Di awal proses atensi, Subjek akan mulai memilih seorang model yang bisa dijadikan panutan, misalkan model tersebut adalah seseorang yang saat ini menduduki posisi penting dimana individu tersebut mengawali karirnya dari level yang paling bawah. Model tersebut mampu bertahan di tengah iklim lingkungan kerja yang berganti secara cepat. Ia menampilkan sebagai seorang individu dengan kepribadian yang tangguh tapi tidak kaku, pintar tapi tidak menceramahi, luwes tapi tidak bermuka dua, dan yang terpenting mampu menyesuaikan diri dilingkungannya. Dengan prinsip, di mana bumi di pijak ditempat itulah langit di junjung. Setelah Subjek memasuki proses atensi maka Subjek akan memasuki ke tahap selanjutnya yaitu retensi.

Pada proses retensi, Subjek akan menyimpan/mengingat perilaku maupun informasi model untuk mereproduksinya. Misalnya, ketika seorang model memberikan contoh secara non verbal kepada Subjek seperti tips dan trik menghadapi suasana yang kurang menyenangkan atau berdamai dengan rekan yang memulai kompetisi secara tidak sehat. Subjek tidak hanya mempelajari/memperhatikan perilaku model saja tetapi bisa di perkuat dengan sharing/tukar informasi kepada sesama rekan yang bekerja diindustri atau organisasi selain itu dapat di perkaya melalui buku maupun bergabung dikomunitas online (forum). Hal tersebut di lakukan agar Subjek mampu memiliki keyakinan yang kuat secara bertahap dan mengingat apa yang akan di lakukan jika Subjek berada pada kondisi seperti itu. Setelah proses retensi, Subjek akan mulai memproduksi secara nyata.

Proses produksi merupakan sebuah proses pembelajaran dimana Subjek mengalami peningkatan pengalaman hingga pada akhirnya Subjek akan memiliki gayanya sendiri dalam menghadapi suatu permasalah di kondisi tertentu. Bandura mengungkapkan ketika Subjek mampu membawa pengaruh positif pada dirinya dan lingkungan maka Subjek memiliki self efficacy yang tinggi serta termotivasi untuk bekerja.

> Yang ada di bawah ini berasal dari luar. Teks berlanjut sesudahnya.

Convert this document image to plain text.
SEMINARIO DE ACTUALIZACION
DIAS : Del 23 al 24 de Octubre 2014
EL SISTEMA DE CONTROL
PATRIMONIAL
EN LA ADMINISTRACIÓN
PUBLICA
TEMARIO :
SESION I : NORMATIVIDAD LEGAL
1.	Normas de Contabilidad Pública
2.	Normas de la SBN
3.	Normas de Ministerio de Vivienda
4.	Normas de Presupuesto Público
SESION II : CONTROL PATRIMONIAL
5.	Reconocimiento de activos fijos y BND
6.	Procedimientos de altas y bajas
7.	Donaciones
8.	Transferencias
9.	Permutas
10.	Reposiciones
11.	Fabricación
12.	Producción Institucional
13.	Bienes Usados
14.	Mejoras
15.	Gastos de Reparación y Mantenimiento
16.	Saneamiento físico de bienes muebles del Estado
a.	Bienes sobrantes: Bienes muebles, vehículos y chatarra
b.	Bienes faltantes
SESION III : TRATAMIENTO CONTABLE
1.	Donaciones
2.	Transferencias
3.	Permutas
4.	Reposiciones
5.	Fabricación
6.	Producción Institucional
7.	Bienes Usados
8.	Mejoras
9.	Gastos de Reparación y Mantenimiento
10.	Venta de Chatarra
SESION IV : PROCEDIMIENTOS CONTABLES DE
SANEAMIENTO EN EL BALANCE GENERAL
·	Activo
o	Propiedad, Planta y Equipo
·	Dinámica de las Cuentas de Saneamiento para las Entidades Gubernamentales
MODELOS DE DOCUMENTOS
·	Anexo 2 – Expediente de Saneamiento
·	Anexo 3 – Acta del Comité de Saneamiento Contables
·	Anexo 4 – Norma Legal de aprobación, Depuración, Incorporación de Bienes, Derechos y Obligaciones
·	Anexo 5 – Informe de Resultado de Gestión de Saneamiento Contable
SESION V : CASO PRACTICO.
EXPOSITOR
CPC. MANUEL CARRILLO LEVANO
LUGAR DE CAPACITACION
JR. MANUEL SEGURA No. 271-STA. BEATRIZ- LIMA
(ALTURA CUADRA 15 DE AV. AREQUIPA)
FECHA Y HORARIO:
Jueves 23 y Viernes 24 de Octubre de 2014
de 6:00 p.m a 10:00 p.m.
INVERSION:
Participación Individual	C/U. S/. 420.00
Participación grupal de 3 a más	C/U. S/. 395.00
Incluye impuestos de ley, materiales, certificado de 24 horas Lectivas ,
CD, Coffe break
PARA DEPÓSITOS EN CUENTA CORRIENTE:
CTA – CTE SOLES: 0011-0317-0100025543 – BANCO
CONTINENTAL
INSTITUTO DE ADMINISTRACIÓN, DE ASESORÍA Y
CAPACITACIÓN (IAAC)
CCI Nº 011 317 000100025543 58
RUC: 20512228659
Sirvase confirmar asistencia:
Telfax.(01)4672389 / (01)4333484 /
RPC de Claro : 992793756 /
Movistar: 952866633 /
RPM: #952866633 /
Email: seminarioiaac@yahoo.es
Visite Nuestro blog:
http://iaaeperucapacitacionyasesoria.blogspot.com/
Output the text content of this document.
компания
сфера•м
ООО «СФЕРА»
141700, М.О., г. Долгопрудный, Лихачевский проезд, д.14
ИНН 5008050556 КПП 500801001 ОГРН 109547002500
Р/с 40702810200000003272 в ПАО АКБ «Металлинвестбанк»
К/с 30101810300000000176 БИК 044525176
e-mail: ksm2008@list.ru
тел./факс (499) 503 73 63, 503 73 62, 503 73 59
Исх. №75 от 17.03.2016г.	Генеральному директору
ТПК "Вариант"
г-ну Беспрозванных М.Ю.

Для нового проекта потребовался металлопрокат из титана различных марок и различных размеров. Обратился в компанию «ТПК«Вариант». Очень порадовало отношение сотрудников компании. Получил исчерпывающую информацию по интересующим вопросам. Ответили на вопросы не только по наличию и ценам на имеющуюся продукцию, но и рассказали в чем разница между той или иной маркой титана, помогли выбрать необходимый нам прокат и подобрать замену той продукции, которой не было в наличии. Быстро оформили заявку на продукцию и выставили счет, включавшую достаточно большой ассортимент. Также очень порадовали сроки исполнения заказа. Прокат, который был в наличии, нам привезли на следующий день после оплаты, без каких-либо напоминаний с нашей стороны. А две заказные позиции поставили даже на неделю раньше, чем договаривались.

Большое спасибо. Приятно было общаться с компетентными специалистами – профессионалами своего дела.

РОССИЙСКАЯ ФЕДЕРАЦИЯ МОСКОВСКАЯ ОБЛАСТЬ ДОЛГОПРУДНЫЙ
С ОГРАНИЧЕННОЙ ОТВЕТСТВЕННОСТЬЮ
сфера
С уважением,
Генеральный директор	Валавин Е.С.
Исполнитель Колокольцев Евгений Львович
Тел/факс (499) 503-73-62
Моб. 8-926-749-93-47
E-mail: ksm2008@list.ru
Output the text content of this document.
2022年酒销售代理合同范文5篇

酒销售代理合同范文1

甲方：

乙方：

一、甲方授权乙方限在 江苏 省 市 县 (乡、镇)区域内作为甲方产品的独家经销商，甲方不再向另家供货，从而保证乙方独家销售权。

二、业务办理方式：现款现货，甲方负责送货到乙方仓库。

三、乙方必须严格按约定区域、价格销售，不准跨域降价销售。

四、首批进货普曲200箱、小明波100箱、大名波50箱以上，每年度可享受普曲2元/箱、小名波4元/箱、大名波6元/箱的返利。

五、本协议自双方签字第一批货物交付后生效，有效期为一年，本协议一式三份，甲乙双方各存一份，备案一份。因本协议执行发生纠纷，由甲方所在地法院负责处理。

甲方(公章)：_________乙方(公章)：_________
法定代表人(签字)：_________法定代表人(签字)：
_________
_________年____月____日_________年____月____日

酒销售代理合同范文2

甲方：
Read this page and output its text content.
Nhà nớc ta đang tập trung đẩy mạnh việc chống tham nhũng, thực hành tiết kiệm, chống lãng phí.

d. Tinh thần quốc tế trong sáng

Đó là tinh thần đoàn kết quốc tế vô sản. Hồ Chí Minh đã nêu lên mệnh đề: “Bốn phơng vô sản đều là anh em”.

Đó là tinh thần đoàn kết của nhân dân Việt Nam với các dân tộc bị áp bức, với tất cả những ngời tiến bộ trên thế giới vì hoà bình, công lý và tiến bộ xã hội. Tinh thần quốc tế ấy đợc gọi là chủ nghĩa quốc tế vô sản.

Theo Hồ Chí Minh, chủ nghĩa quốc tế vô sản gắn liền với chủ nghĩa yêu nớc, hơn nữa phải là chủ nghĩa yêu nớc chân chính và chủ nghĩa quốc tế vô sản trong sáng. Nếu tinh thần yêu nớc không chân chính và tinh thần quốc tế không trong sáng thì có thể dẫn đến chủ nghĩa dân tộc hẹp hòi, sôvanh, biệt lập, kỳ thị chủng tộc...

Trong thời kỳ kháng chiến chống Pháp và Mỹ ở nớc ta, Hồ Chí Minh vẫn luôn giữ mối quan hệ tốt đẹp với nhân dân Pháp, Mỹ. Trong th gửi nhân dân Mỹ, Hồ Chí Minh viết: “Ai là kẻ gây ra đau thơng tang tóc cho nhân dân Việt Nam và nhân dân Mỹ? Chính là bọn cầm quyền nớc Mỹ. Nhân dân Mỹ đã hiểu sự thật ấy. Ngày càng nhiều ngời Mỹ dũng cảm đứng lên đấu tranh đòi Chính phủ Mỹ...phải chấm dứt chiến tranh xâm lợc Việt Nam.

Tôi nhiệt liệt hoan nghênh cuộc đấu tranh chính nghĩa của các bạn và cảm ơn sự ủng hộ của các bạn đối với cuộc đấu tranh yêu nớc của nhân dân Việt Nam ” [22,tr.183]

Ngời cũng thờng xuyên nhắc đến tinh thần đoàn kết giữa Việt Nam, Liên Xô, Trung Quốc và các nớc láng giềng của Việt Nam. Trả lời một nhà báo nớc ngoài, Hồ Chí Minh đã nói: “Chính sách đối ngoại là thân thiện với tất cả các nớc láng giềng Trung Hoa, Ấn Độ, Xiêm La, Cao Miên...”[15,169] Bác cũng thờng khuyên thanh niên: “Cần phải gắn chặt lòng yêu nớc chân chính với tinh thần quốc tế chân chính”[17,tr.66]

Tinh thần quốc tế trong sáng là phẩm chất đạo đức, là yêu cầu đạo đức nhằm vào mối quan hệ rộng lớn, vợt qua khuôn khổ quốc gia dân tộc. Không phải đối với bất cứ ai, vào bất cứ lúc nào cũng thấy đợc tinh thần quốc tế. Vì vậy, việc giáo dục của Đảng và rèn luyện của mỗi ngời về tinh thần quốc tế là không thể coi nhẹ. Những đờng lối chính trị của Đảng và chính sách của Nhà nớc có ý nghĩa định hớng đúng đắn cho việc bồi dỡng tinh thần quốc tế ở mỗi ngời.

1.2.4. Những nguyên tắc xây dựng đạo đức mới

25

Setiap hasil yang positif, lingkungan akan memberikan penghargaan. Penghargaan merupakan penguat yang positif bagi Subjek sehingga membuat Subjek termotivasi untuk melakukan pekerjaan. Tetapi menurut Bandura, penguatan tidak selamanya di butuhkan pada pembelajaran observasional.

Selain proses pembelajaran imitasi yang di usung oleh Bandura, ada pembelajaran dengan cara lain yaitu regulasi diri. Pembelajaran regulasi diri di kembangkan oleh Zimmerman, Bonner, dan Kovach (1996) di dalam buku (Santrock, 2004), model ini diharapkan mampu meningkatkan self efficacy karyawan dilingkungan kerja dengan melakukan tahap-tahap sebagai berikut: (a) mengevaluasi dan memonitor diri sendiri, (b) menentukan tujuan dan perencanaan strategis, (c) melaksanakan rencana dan memonitornya, dan (d) memonitor hasil dan memperbaiki strategi.

Pada langkah pertama, Subjek mampu mengevaluasi dan menilai dirinya, apakah dirinya telah mendapatkan nilai yang baik selama bekerja. Langkah selanjutnya, tentukan tujuan dan buat strategi perencanaan. Bagaimanakah Subjek mampu meningkatkan self efficacynya, misalkan Subjek membuat sebuah target jangka pendek (target yang mudah di lakukan) dan jika berhasil lanjutkan ke target yang lebih tinggi.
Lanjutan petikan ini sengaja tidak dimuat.